Because in the Infections and problems from this sort of thing were not uncommon back then and so a lot of research and study has gone into providing the service that we provide today to do ear piercings correctly with minimal risk of infection.
So, by the late 1980’s the men were well and truly on the bandwagon and getting ear piercings. However, that was a time when male ear piercings were often used as a sign of sexuality. The right side being seen as the feminine side and the left as the masculine. So, a homosexual male would get his right ear pierced as a subtle indicator to other like minded males that he was approachable and so the heterosexual males would only get their left ear done as proof that they were not homosexual. This indicator had it’s flaws because often the homosexual male would get his left ear done so as not to appear homosexual (This was a time when it could be dangerous in some areas to be openly ‘gay’ and so a simple ear piercing in the right ear could bring persecutuion.) By the 1990’s men were getting both ears pierced and then by the mid 1990’s the stretching to larger sizes began.
By 2001 stretched lobes were becoming common and males getting both ears pierced was also common. While some people still ask which is the “Gay side” for most it is not a real issue. Although, we still find that men who are only planning on getting just one ear pierced will still choose the Left as the preferred side even if it is not to make a statement at all.
In 2019, it is more common for men to get both ears pierced and stretching has taken a slight downturn although with the introduction of a heap of new designs in ear weights and plugs I don’t think we have seen the end of big stretched lobes.
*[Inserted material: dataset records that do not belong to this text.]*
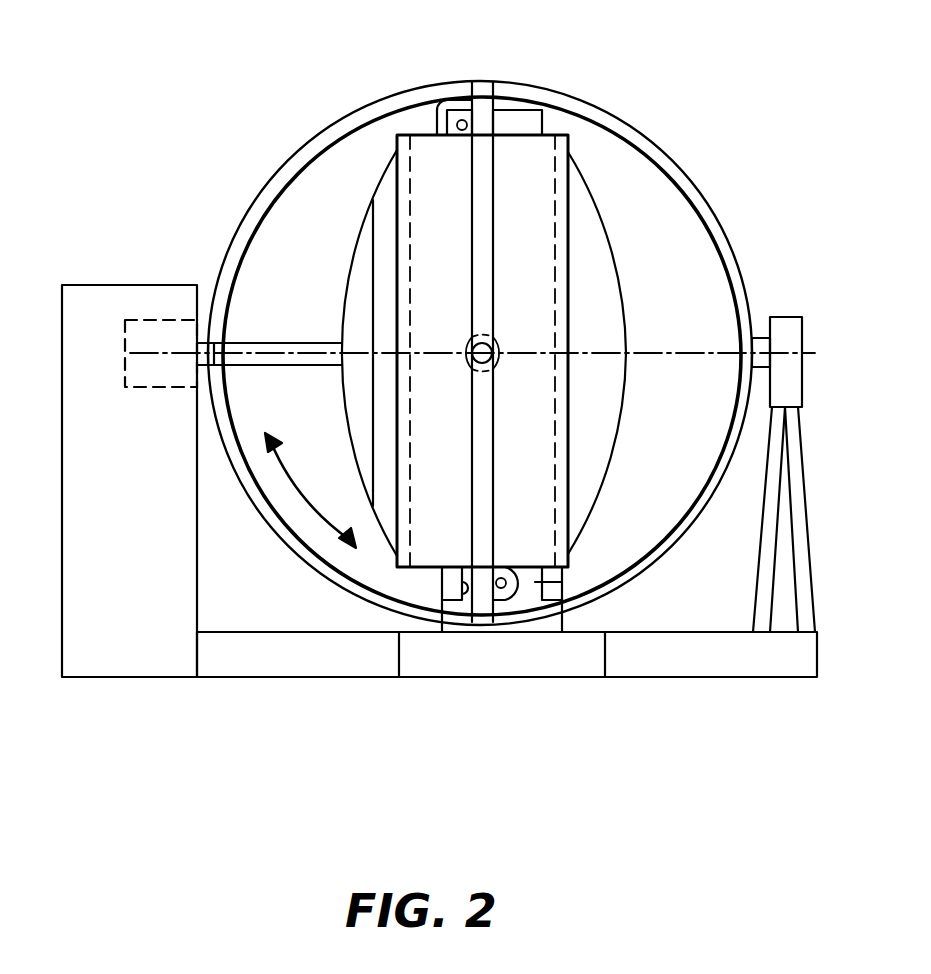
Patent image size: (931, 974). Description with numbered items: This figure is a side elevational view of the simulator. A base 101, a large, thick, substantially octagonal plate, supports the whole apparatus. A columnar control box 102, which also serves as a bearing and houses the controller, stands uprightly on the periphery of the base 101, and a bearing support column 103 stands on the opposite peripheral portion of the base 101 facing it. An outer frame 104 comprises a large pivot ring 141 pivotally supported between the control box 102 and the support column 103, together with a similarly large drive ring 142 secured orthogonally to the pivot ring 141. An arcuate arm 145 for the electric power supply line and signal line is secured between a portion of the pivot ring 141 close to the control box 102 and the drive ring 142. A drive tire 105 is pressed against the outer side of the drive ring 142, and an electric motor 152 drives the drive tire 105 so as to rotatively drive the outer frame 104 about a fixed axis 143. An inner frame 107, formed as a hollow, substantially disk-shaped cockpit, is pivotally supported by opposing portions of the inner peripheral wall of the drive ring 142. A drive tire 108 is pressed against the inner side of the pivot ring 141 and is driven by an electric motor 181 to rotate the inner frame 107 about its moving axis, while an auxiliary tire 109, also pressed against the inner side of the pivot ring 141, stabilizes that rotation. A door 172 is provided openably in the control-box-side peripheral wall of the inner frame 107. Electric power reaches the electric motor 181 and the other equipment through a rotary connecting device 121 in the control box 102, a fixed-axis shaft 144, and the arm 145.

The base 101 is at (735, 655).
The control box 102 is at (102, 297).
The bearing support column 103 is at (788, 322).
The outer frame 104 is at (778, 165).
The drive tire 105 is at (465, 593).
The inner frame 107 is at (634, 318).
The drive tire 108 is at (460, 102).
The auxiliary tire 109 is at (517, 583).
The rotary connecting device 121 is at (155, 320).
The pivot ring 141 is at (316, 145).
The drive ring 142 is at (488, 274).
The fixed axis 143 is at (708, 353).
The fixed-axis shaft 144 is at (205, 342).
The arcuate arm 145 is at (285, 343).
The electric motor 152 is at (545, 578).
The door 172 is at (357, 265).
The electric motor 181 is at (507, 125).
With improvements in ear repairs and ear stitching if you do change your mind they can be fixed. I have had a number of clients who have had lobes repaired after being stretched to 30 or 40mm plus and they loved them but then they found that they just wanted to wear normal earrings again and so got them repaired. (see our page on ear stitching).
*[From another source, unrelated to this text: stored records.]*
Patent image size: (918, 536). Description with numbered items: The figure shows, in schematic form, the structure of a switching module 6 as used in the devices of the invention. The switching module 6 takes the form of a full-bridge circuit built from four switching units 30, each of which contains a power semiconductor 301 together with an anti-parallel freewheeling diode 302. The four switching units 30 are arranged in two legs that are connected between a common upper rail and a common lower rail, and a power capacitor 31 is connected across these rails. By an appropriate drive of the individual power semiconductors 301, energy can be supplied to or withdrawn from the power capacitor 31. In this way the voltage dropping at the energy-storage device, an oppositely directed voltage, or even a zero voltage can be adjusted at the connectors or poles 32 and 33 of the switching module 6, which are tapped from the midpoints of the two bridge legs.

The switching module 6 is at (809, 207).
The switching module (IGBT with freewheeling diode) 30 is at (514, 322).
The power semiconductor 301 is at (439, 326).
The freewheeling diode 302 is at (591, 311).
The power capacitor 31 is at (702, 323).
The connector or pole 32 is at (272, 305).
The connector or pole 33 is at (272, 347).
The industry has experimented with guns and procedures and now the preferred method of piercing is with the use of a needle into a cork, only nowadays the doctors leave it to the professional body piercer. At Body Pleasure Piercing we have modified this procedure by adding the use of anaesthetic and only using a piercing blade and not a cannula needle because we have found that cannula needles drag on the tissue causing more tissue damage which not only hurts more but increases the healing time and therefore increases the risk of infection. All piercing done at Body Pleasure Piercing involve the use of anaesthetic and single use piercing blades, for your comfort and safety.